Sunday & Someday
I’m laying on the grass in my front yard; my body long and placid on the oversized beach towel, soaking up the unusual warmth from this mid November afternoon sun. I started out sitting on the front porch as I often do to drink coffee and read. But as I stared out onto the sunkissed grass, it looked too inviting. At first I felt a bit childish, but not enough to stop myself. Looking up into the same trees I’d seen since I was that 11 year old girl….carefree, unjaded. As I lay there, I close my eyes. Not pretending to be laying by the ocean, exchanging the cool, overgrown grass for some warm sand. In fact, I feel pretty content with where I am, loving that it’s Sunday and I’m home, I’m rested and indulging in this time of quiet. It’s therapy to me.
I open my eyes and fix my gaze on this particular bird, flying higher and higher…observing his technique and at what points in his flight he tucks his long black wings by his side instead of outstretched. Soon enough that single bird becomes two, and then three. Then off they go, disappearing from my sight and me wondering where they are going.

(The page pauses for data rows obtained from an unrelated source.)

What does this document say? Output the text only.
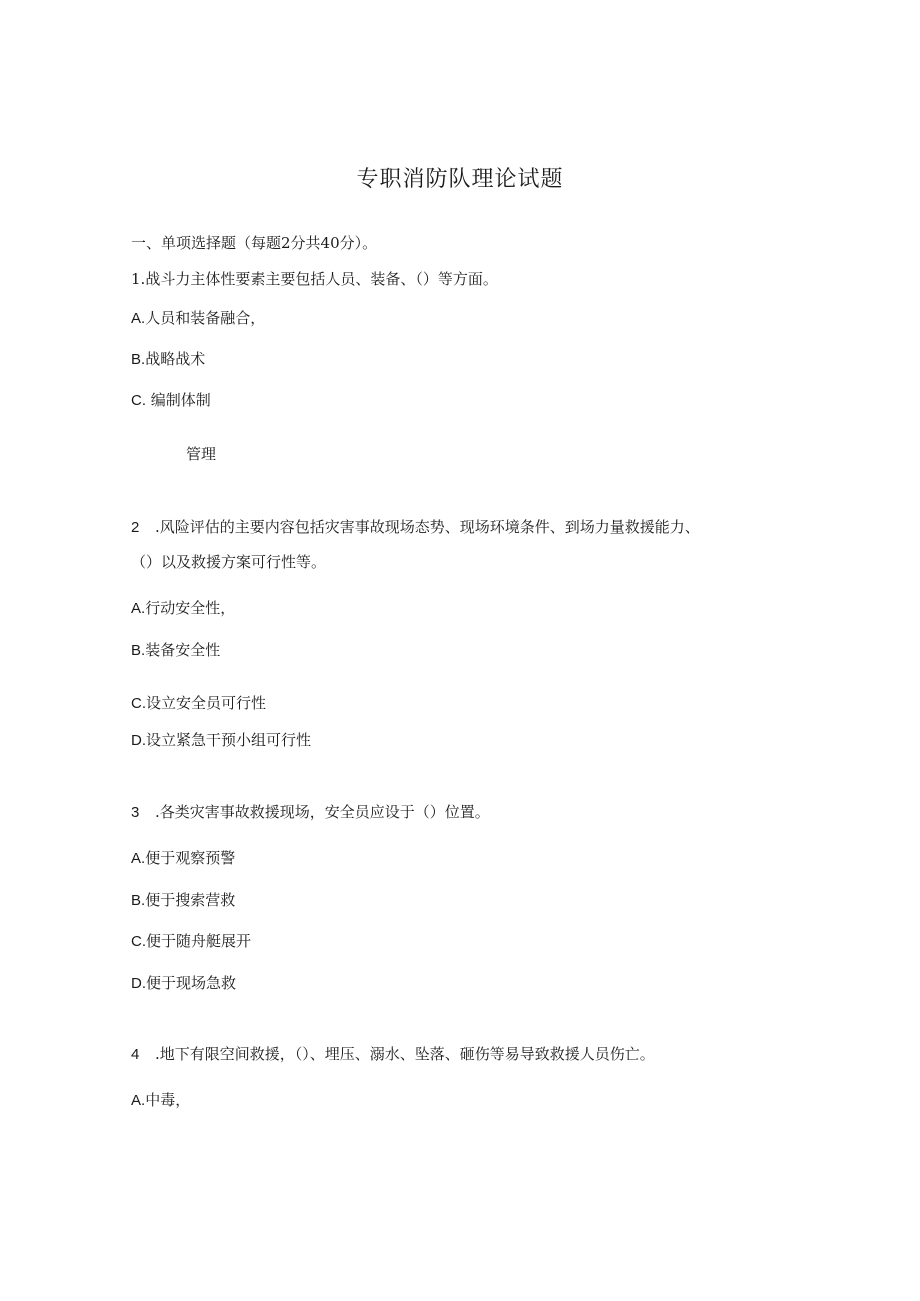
专职消防队理论试题
一、单项选择题（每题2分共40分）。
1.战斗力主体性要素主要包括人员、装备、（）等方面。
A.人员和装备融合，
B.战略战术
C. 编制体制
管理
2 .风险评估的主要内容包括灾害事故现场态势、现场环境条件、到场力量救援能力、
（）以及救援方案可行性等。
A.行动安全性，
B.装备安全性
C.设立安全员可行性
D.设立紧急干预小组可行性
3 .各类灾害事故救援现场，安全员应设于（）位置。
A.便于观察预警
B.便于搜索营救
C.便于随舟艇展开
D.便于现场急救
4 .地下有限空间救援，（）、埋压、溺水、坠落、砸伤等易导致救援人员伤亡。
A.中毒，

I’m so soothed I contemplate falling asleep out here. Playing out a scenario in my head, one where I fall asleep and wake up to be that 11 year old girl again…laying outside of the new home her parents purchased. A clean slate, a mind full of wonder and pureness. I quickly compile in my mind a list of the most obvious things I would do differently from that point in my life until now. We all have wished we could turn back time on more than a few occasions.
These words came across my feed the other day…their truthfulness both enlightening and chilling. The quote is from Tom Hawking: “It is one of life’s greatest ironies that wisdom comes only with experience, and it reaches it’s apogee just as we are deprived of the chance to use it.” This “irony” is one that never escapes me. Wishing I had known years ago what I know now and that the experience from which that knowledge was derived hadn’t contained so much heartache. Realizing now the things that weren’t worth worrying over and the ones I should have worried more about. The people I wish I’d devoted more of myself to and those I should have never invited into my life to begin with. And especially, all of the time wasted on valueless pursuits.
But living in the past (as most of us are well aware), only robs us of the present. And if there’s one beautiful thing about life, it’s that every day is an opportunity for a fresh start. I may not be able to go back and press the reset button, but I can focus on making better decisions going forward so that twenty years from now, I’m proud of thirty year old me and all of the me in between.